Redis Caching Strategies for High Traffic
The Database Bottleneck
As your application scales, the relational database (PostgreSQL, MySQL) is always the first component to fail. Databases store data on physical disk drives. Even with NVMe SSDs, reading from a disk and joining massive tables requires significant CPU and IOPS overhead. If a viral news article brings 50,000 concurrent users to your site, hitting the database 50,000 times a second to fetch the exact same article text will instantly melt the server. The solution is Redis: an in-memory data structure store that holds data entirely in RAM, allowing for sub-millisecond retrieval times.
Pattern 1: The Cache Aside (Lazy Loading)
This is the industry standard for 95% of use cases. In the Cache Aside pattern, the application is responsible for communicating with both Redis and the database.

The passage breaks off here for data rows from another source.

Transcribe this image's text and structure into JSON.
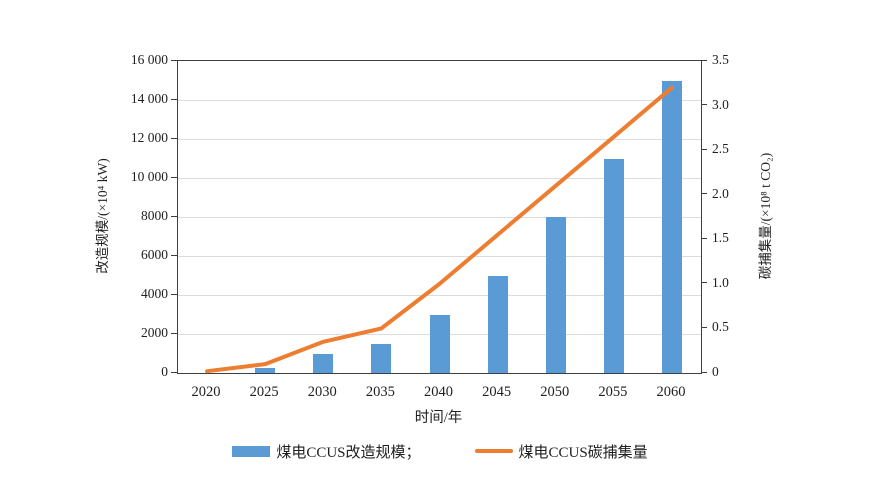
{
  "chart_data": {
    "type": "bar",
    "subtype": "bar+line dual axis",
    "categories": [
      "2020",
      "2025",
      "2030",
      "2035",
      "2040",
      "2045",
      "2050",
      "2055",
      "2060"
    ],
    "series": [
      {
        "name": "煤电CCUS改造规模",
        "type": "bar",
        "axis": "left",
        "color": "#5B9BD5",
        "values": [
          0,
          250,
          1000,
          1500,
          3000,
          5000,
          8000,
          11000,
          15000
        ]
      },
      {
        "name": "煤电CCUS碳捕集量",
        "type": "line",
        "axis": "right",
        "color": "#ED7D31",
        "values": [
          0.02,
          0.1,
          0.35,
          0.5,
          1.0,
          1.55,
          2.1,
          2.65,
          3.2
        ]
      }
    ],
    "left_axis": {
      "label": "改造规模/(×10⁴ kW)",
      "min": 0,
      "max": 16000,
      "tick_step": 2000,
      "ticks": [
        [
          0,
          "0"
        ],
        [
          2000,
          "2000"
        ],
        [
          4000,
          "4000"
        ],
        [
          6000,
          "6000"
        ],
        [
          8000,
          "8000"
        ],
        [
          10000,
          "10 000"
        ],
        [
          12000,
          "12 000"
        ],
        [
          14000,
          "14 000"
        ],
        [
          16000,
          "16 000"
        ]
      ]
    },
    "right_axis": {
      "label": "碳捕集量/(×10⁸ t CO₂)",
      "min": 0,
      "max": 3.5,
      "tick_step": 0.5,
      "ticks": [
        [
          0,
          "0"
        ],
        [
          0.5,
          "0.5"
        ],
        [
          1.0,
          "1.0"
        ],
        [
          1.5,
          "1.5"
        ],
        [
          2.0,
          "2.0"
        ],
        [
          2.5,
          "2.5"
        ],
        [
          3.0,
          "3.0"
        ],
        [
          3.5,
          "3.5"
        ]
      ]
    },
    "x_axis": {
      "label": "时间/年"
    },
    "grid": true,
    "legend": {
      "position": "bottom",
      "bar_label": "煤电CCUS改造规模；",
      "line_label": "煤电CCUS碳捕集量"
    }
  }
}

- The application asks Redis: "Do you have the data for Article #123?"
- Cache Hit: Redis says yes, returns the data instantly, and the request is complete.
- Cache Miss: Redis says no. The application performs the heavy query against PostgreSQL, retrieves the data, saves a copy into Redis with a Time-To-Live (TTL) expiration, and returns the data to the user.
The beauty of this pattern is resilience. If the Redis server crashes entirely, your application doesn't die; it simply falls back to querying the database directly (though it will be slower).
Pattern 2: Write-Through Caching
The Cache Aside pattern has a fatal flaw: Data Staleness. If the article title is updated in the database, Redis still holds the old title until its TTL expires. For financial or highly dynamic data, this is unacceptable.
In a Write-Through pattern, whenever the application updates a record, it simultaneously writes the update to both the primary database and the Redis cache in the same transaction. The cache is always 100% perfectly synced with the database. The downside is a slight performance penalty on Write operations, but it guarantees perfect Read consistency.
The Thundering Herd (Cache Stampede)
Consider a nightmare scenario: You cache the front page of an e-commerce site with a 5-minute TTL. The site gets 10,000 requests per second. At exactly minute 5, the cache expires. In the exact millisecond the cache is empty, 10,000 users hit the application. All 10,000 requests experience a Cache Miss. All 10,000 requests instantly query the PostgreSQL database simultaneously, creating a "Thundering Herd" that crashes the database instantly.
How to prevent it:
- Mutex Locking: When a Cache Miss occurs, the application attempts to acquire a Redis Lock. Only the first request gets the lock and queries the database. The other 9,999 requests are forced to wait 50 milliseconds and check the cache again.
- Probabilistic Early Expiration (PER): The application randomly decides to refresh the cache before the TTL actually expires. If a request comes in when the TTL has 5 seconds remaining, there is a small random chance the application will trigger a background thread to update the cache early, preventing the herd entirely.